The Subscription Rights are evidenced by Subscription Certificates registered in the stockholder’s name or its nominee. Subscription Rights are fully transferable and may be sold, assigned, or otherwise transferred by endorsing the reverse side of the Subscription Certificate and having the transferor’s signature guaranteed by an eligible guarantor institution. Subscription Rights are also transferable by operation of law (for example, upon the death of the recipient). However, we reserve the right to reject, in whole or in part, any subscription tendered in the rights offering other than subscriptions tendered by our existing stockholders as of the Record Date pursuant to their Basic Subscription Rights.

 

We are asking you to contact your clients for whom you hold shares of Common Stock registered in your name or in the name of your nominee to obtain instructions with respect to the Subscription Rights.

 

Enclosed are copies of the following documents for you to use:

 

 
 

 

1.      Prospectus;

 

2.      Form of Letter from the Company to its stockholders;

 

3.      Instructions for Use of Spectrum Group International, Inc.

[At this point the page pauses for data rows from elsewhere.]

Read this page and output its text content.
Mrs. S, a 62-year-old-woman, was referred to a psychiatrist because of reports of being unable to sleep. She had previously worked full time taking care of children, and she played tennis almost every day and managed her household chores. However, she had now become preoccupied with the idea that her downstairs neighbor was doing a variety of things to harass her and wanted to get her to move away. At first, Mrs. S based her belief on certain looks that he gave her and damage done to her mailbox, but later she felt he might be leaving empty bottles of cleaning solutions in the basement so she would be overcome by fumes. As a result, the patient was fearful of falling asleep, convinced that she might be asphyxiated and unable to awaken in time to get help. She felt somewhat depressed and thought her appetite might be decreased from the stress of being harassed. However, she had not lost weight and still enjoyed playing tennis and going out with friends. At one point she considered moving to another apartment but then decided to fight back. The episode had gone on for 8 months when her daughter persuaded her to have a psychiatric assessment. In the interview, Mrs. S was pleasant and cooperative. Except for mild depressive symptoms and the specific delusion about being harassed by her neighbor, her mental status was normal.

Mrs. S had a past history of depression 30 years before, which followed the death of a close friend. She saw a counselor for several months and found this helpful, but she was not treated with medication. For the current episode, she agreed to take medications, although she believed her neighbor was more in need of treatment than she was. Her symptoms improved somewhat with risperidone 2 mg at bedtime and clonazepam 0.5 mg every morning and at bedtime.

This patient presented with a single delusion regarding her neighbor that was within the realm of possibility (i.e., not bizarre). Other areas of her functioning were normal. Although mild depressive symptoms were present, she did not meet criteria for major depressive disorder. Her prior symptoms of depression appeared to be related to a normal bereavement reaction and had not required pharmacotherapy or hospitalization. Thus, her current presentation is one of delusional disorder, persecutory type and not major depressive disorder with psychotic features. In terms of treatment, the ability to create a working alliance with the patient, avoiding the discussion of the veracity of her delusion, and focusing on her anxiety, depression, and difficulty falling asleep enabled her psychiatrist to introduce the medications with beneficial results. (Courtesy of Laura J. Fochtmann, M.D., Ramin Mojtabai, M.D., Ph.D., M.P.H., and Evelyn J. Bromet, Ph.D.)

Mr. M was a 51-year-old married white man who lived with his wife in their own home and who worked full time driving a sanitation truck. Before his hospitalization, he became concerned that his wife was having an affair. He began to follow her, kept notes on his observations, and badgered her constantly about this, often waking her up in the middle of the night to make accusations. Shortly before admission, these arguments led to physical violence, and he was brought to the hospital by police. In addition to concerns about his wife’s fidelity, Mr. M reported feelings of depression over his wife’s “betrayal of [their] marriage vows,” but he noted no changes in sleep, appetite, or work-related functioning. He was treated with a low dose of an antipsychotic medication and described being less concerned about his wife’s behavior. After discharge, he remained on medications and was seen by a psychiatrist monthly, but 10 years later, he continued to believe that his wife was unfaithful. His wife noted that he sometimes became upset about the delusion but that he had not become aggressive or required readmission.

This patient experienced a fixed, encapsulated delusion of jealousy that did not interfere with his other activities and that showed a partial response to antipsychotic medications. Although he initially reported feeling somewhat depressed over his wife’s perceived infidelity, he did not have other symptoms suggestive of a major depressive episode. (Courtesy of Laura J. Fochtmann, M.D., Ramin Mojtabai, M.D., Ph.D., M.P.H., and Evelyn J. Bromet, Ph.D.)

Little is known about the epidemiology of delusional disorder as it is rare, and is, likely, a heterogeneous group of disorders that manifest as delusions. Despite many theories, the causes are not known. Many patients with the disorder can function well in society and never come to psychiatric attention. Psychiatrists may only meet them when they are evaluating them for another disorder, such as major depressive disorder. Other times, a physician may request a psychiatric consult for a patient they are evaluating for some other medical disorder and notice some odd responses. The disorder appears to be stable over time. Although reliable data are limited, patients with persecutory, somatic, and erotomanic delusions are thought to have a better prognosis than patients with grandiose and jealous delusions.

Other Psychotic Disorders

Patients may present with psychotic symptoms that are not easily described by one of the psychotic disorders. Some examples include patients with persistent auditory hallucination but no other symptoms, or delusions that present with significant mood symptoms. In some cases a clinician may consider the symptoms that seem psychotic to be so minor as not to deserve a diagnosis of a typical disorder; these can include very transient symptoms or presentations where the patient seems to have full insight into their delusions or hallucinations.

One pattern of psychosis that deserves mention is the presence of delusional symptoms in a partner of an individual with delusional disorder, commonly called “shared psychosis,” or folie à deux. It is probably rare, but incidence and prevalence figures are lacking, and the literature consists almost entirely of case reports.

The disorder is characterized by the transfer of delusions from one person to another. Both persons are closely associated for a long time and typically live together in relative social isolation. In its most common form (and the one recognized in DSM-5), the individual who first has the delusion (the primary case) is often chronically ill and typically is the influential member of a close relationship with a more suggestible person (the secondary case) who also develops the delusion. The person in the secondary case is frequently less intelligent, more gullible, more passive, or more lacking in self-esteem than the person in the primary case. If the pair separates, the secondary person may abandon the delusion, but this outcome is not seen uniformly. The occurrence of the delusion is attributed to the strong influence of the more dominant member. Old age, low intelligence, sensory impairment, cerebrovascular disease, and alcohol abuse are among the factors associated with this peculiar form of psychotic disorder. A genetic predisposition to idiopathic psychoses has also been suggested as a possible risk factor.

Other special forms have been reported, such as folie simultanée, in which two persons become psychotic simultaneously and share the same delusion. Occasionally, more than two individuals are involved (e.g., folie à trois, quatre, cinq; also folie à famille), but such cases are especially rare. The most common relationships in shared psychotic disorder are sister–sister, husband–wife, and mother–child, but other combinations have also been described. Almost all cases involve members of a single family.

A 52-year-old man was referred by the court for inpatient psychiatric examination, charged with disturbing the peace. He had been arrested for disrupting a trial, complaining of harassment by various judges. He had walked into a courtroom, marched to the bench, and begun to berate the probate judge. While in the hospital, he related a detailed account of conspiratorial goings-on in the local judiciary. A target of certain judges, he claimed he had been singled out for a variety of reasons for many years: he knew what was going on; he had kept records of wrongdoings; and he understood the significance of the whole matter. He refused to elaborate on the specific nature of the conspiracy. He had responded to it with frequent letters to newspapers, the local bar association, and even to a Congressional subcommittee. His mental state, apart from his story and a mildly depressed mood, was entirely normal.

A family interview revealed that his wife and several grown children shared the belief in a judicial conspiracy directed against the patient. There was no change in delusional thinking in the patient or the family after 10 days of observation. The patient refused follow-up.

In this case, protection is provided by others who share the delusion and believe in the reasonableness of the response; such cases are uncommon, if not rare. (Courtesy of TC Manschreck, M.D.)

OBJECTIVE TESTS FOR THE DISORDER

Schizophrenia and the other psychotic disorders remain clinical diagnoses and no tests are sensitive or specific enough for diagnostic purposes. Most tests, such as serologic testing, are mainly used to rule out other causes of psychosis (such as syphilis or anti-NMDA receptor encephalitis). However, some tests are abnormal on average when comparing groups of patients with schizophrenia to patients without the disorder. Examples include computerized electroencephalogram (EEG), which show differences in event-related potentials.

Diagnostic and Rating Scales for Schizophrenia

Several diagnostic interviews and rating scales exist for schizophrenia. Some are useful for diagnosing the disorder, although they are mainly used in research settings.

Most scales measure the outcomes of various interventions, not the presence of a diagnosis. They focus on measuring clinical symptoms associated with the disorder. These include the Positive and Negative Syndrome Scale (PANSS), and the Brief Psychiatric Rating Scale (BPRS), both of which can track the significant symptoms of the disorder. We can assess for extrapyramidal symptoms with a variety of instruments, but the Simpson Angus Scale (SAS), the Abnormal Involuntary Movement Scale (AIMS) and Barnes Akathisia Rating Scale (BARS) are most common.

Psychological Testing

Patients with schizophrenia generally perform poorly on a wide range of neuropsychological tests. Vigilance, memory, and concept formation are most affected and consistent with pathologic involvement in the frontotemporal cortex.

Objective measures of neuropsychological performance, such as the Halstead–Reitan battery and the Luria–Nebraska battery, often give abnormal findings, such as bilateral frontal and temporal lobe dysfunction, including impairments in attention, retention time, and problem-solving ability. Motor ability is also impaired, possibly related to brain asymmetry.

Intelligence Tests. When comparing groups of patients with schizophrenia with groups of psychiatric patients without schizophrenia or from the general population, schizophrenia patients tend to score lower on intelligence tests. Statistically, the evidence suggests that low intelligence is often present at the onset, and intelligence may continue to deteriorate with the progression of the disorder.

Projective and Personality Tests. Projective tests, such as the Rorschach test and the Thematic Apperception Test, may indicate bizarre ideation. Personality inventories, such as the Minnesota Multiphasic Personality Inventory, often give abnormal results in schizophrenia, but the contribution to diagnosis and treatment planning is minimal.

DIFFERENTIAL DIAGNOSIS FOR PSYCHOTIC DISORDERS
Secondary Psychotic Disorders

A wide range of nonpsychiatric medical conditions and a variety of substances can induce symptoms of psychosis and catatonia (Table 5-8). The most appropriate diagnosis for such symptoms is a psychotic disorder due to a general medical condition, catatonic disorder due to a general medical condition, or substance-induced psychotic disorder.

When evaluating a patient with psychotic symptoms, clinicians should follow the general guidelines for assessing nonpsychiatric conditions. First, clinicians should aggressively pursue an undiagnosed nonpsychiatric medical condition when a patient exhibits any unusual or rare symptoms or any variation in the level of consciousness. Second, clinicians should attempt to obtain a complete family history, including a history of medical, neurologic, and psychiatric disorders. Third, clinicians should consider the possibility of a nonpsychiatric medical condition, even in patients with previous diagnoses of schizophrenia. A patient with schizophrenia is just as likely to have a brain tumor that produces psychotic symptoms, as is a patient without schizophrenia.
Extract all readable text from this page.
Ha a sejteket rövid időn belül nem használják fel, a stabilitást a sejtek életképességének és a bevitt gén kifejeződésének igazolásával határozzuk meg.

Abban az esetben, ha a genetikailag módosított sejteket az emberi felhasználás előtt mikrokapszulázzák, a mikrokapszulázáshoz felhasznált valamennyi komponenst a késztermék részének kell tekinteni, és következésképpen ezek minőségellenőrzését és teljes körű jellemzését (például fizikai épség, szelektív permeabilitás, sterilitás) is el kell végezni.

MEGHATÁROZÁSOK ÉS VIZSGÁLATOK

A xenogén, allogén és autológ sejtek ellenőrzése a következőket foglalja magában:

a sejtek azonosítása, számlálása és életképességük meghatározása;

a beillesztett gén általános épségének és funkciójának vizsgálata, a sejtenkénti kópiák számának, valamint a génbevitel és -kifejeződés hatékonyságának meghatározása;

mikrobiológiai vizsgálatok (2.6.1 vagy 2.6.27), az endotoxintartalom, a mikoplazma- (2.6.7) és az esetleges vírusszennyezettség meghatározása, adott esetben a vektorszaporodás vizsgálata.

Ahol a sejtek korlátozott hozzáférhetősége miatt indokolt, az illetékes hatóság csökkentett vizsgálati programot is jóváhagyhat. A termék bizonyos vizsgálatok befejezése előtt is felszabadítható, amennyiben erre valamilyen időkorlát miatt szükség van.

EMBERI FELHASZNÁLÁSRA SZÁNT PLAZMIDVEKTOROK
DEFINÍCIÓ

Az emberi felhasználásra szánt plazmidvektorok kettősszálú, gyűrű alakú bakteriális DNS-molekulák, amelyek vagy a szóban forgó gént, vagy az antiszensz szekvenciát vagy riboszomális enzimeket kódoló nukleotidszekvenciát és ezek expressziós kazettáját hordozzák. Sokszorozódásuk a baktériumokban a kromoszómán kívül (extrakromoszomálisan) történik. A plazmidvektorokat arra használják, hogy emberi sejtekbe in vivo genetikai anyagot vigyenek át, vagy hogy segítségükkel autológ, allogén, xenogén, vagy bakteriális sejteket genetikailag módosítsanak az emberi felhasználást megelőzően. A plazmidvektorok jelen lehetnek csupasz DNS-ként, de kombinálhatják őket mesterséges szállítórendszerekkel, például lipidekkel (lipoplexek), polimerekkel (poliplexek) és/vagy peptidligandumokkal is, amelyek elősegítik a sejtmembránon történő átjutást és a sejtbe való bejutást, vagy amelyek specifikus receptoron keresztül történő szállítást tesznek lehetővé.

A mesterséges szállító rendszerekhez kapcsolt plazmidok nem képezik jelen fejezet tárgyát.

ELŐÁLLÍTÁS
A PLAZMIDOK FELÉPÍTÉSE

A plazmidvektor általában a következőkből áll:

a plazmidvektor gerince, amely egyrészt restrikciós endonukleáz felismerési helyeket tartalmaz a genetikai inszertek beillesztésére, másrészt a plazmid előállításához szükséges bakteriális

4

Subscription Certificate;

 

4.      A form letter which may be sent to your clients for whose accounts you hold Common Stock registered in your name or in the name of your nominee;

 

5.      Beneficial Owner Election Form, on which you may obtain your clients’ instructions with regard to the Subscription Rights; and

 

6.       Nominee Holder Certification Form.

 

Your prompt action is requested.  The Subscription Rights will expire at 5:00 P.M., New York City time, on [·], 2012, subject to extension or earlier termination (the “Expiration Date”).

 

To exercise Subscription Rights, properly completed and executed Subscription Certificates and payment in full, which shall be paid in cash, for all Subscription Rights exercised must be delivered to the Subscription Agent as indicated in the Prospectus prior to the Expiration Date.

 

If you have any questions concerning the rights offering, please contact the information agent, Okapi Partners LLC, at (877) 869-0171 or by e-mail at info@okapipartners.com, or contact us at Spectrum Group International, Inc., 1063 McGaw, Irvine, CA 92614 or by telephone at (949) 748-4800.

 

  Sincerely,
   
  /s/ Gregory N. Roberts
  Gregory N. Roberts
  President and Chief Executive Officer

 

NOTHING HEREIN OR IN THE ENCLOSED DOCUMENTS SHALL CONSTITUTE YOU OR ANY PERSON AS AN AGENT OF THE COMPANY OR THE SUBSCRIPTION AGENT, OR ANY OTHER PERSON MAKING OR DEEMED TO BE MAKING OFFERS OF THE COMMON STOCK ISSUABLE UPON VALID EXERCISE OF THE SUBSCRIPTION RIGHTS, OR AUTHORIZE YOU OR ANY OTHER PERSON TO MAKE ANY STATEMENTS ON BEHALF OF ANY OF THEM WITH RESPECT TO THE OFFERING EXCEPT FOR STATEMENTS MADE IN THE PROSPECTUS.